8 March, 2021
Irish Research Council special award winners at the 2019 BT Young Scientist & Technology Exhibition
Posted: 18 February, 2019
We have asked Kate Bagnall and Bobbi Beattie, students at The King’s Hospital School in Dublin, to contribute a piece discussing their recent Irish Research Council award at the 2019 BT Young Scientist & Technology Exhibition. Their project was entitled ‘Using statistics to investigate changing use of language in Irish Primary students’ writing after 80 Years’.

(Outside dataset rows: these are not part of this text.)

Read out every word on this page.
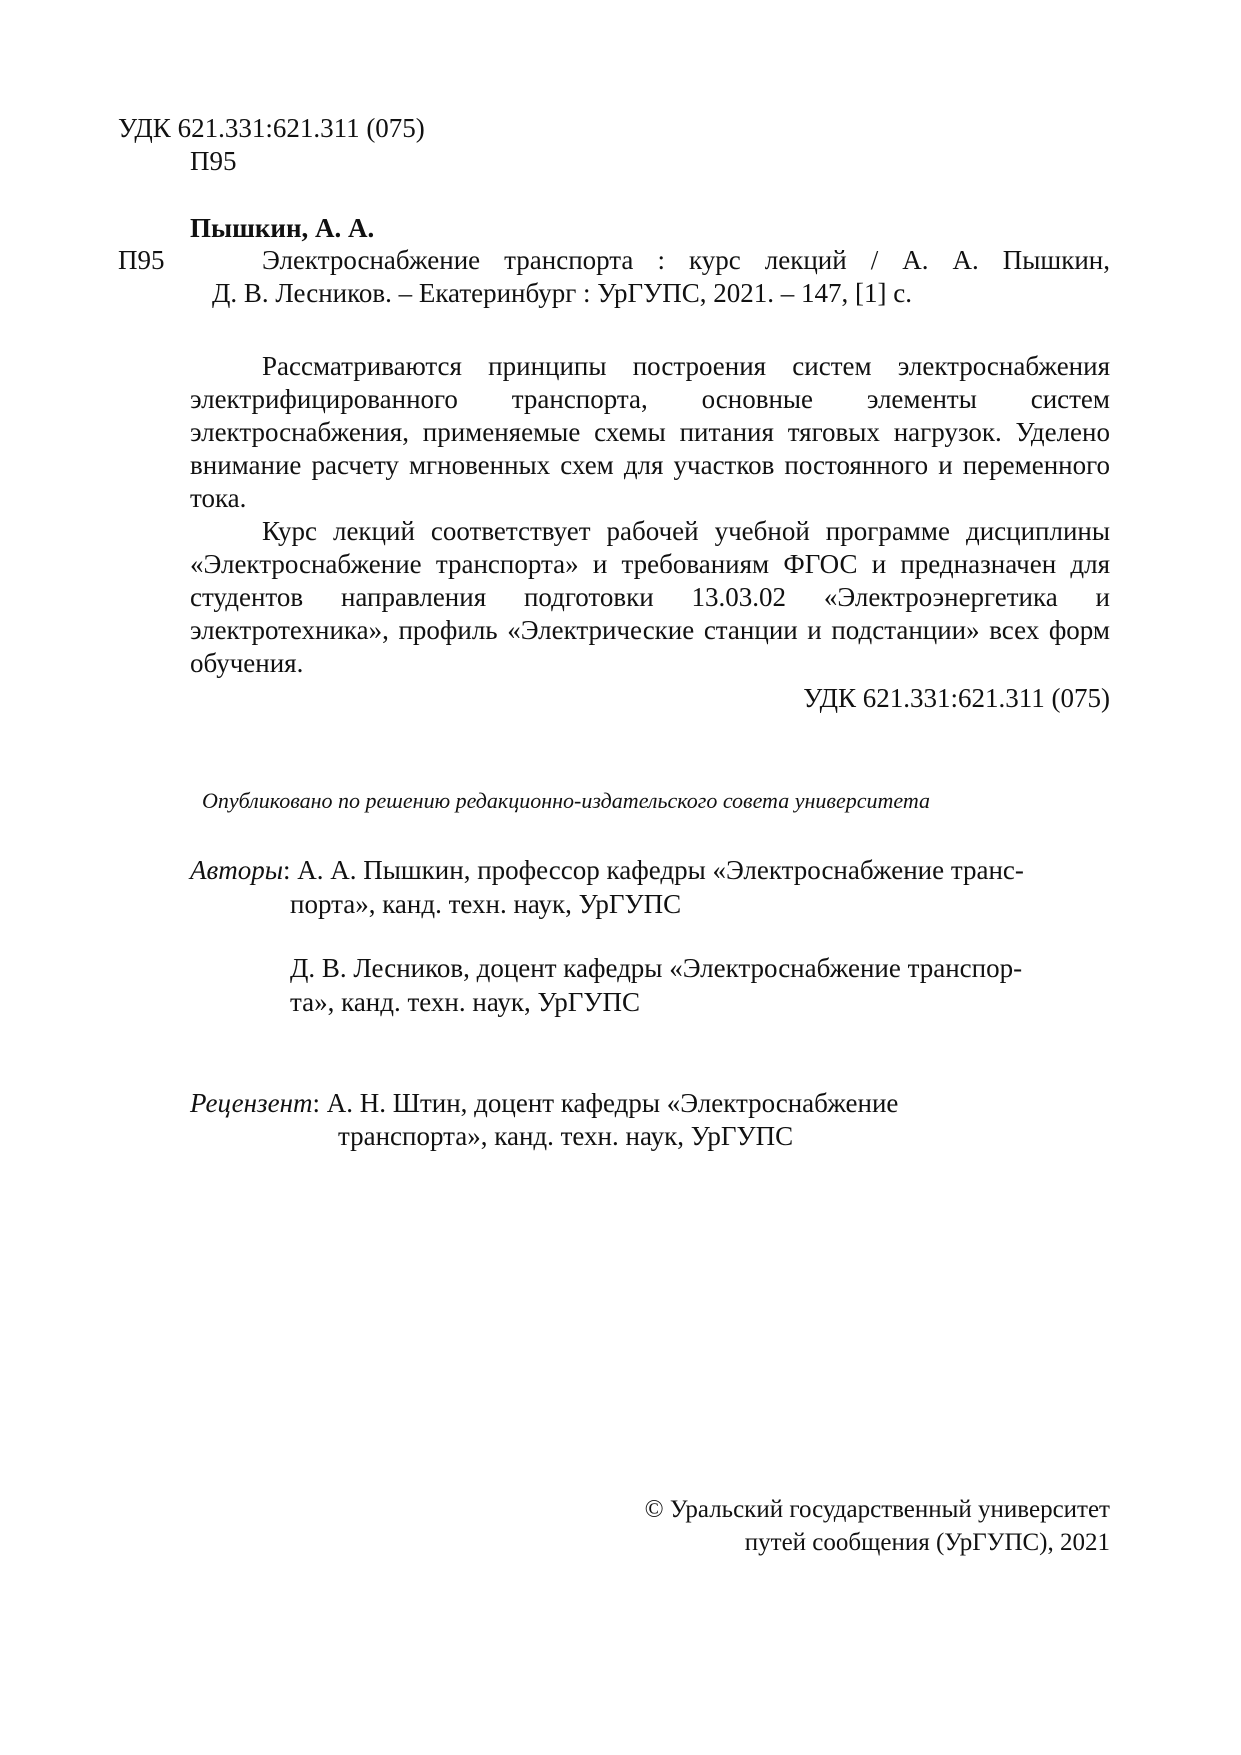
УДК 621.331:621.311 (075)
П95
Пышкин, А. А.
П95	Электроснабжение транспорта : курс лекций / А. А. Пышкин,
Д. В. Лесников. – Екатеринбург : УрГУПС, 2021. – 147, [1] с.

Рассматриваются принципы построения систем электроснабжения электрифицированного транспорта, основные элементы систем электроснабжения, применяемые схемы питания тяговых нагрузок. Уделено внимание расчету мгновенных схем для участков постоянного и переменного тока.

Курс лекций соответствует рабочей учебной программе дисциплины «Электроснабжение транспорта» и требованиям ФГОС и предназначен для студентов направления подготовки 13.03.02 «Электроэнергетика и электротехника», профиль «Электрические станции и подстанции» всех форм обучения.

УДК 621.331:621.311 (075)
Опубликовано по решению редакционно-издательского совета университета
Авторы: А. А. Пышкин, профессор кафедры «Электроснабжение транс-
порта», канд. техн. наук, УрГУПС
Д. В. Лесников, доцент кафедры «Электроснабжение транспор-
та», канд. техн. наук, УрГУПС
Рецензент: А. Н. Штин, доцент кафедры «Электроснабжение
транспорта», канд. техн. наук, УрГУПС
© Уральский государственный университет
путей сообщения (УрГУПС), 2021
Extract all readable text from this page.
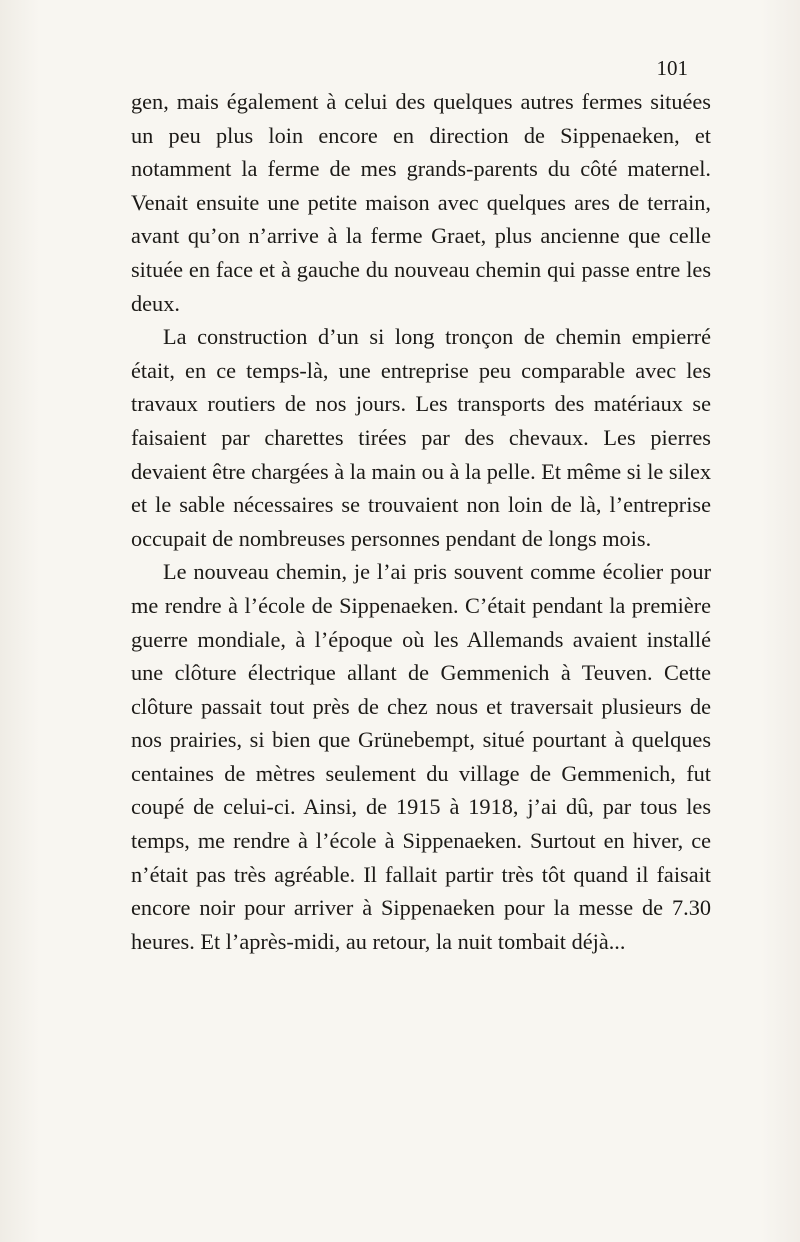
101

gen, mais également à celui des quelques autres fermes situées un peu plus loin encore en direction de Sippenaeken, et notamment la ferme de mes grands-parents du côté maternel. Venait ensuite une petite maison avec quelques ares de terrain, avant qu’on n’arrive à la ferme Graet, plus ancienne que celle située en face et à gauche du nouveau chemin qui passe entre les deux.

La construction d’un si long tronçon de chemin empierré était, en ce temps-là, une entreprise peu comparable avec les travaux routiers de nos jours. Les transports des matériaux se faisaient par charettes tirées par des chevaux. Les pierres devaient être chargées à la main ou à la pelle. Et même si le silex et le sable nécessaires se trouvaient non loin de là, l’entreprise occupait de nombreuses personnes pendant de longs mois.

Le nouveau chemin, je l’ai pris souvent comme écolier pour me rendre à l’école de Sippenaeken. C’était pendant la première guerre mondiale, à l’époque où les Allemands avaient installé une clôture électrique allant de Gemmenich à Teuven. Cette clôture passait tout près de chez nous et traversait plusieurs de nos prairies, si bien que Grünebempt, situé pourtant à quelques centaines de mètres seulement du village de Gemmenich, fut coupé de celui-ci. Ainsi, de 1915 à 1918, j’ai dû, par tous les temps, me rendre à l’école à Sippenaeken. Surtout en hiver, ce n’était pas très agréable. Il fallait partir très tôt quand il faisait encore noir pour arriver à Sippenaeken pour la messe de 7.30 heures. Et l’après-midi, au retour, la nuit tombait déjà...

Our idea for this project came from folklore stories written in 1937 by Kate’s great grand-aunt, Julia Clancy. These stories became available online on Dúchas.ie, a project to digitise the Irish National Folklore Collection. The language and words we use tell us a lot about our society, our social interactions and what is important in our lives. As time goes on and the population changes, so do the components of language. We set out to use maths and statistics to look for patterns and word usage in the writings of primary school children in the late 1930s and compare them to the data in similar pieces of writing we have collected from schoolchildren in the same geographical location (Kentstown, Co. Meath) in 2018.
We put a lot of work into researching our project. We transcribed over 180 pages of folklore texts from Dúchas and learned a great deal by reading many articles. We searched for interesting patterns in the words used, and not used, by past and present pupils. For instance, we discovered that people tend to write about their own gender and that many natural words, such as magpie and acorn, have been removed from the Junior Oxford Dictionary. We used this research to help us analyse and display our own data.
There are immense benefits of independent research for students in Ireland. Carrying out such research can help students find out more about the social history of Ireland which leads to a deeper understanding of Irish literature, culture and customs. Independent research means we can explore more than the topics we need to study for our exams and more of the subjects that interest us.
It was an incredible feeling to be awarded the Irish Research Council award. It meant that our hard work and research were recognised. We really enjoyed the BT Young Scientist & Technology Exhibition and the opportunity to meet all the scientists who attended. In the future, we would like to go to university and continue to research interesting topics.
Disclaimer: The opinions expressed in our guest blogs are the author’s own, and do not reflect the opinions of the Irish Research Council or any employee thereof.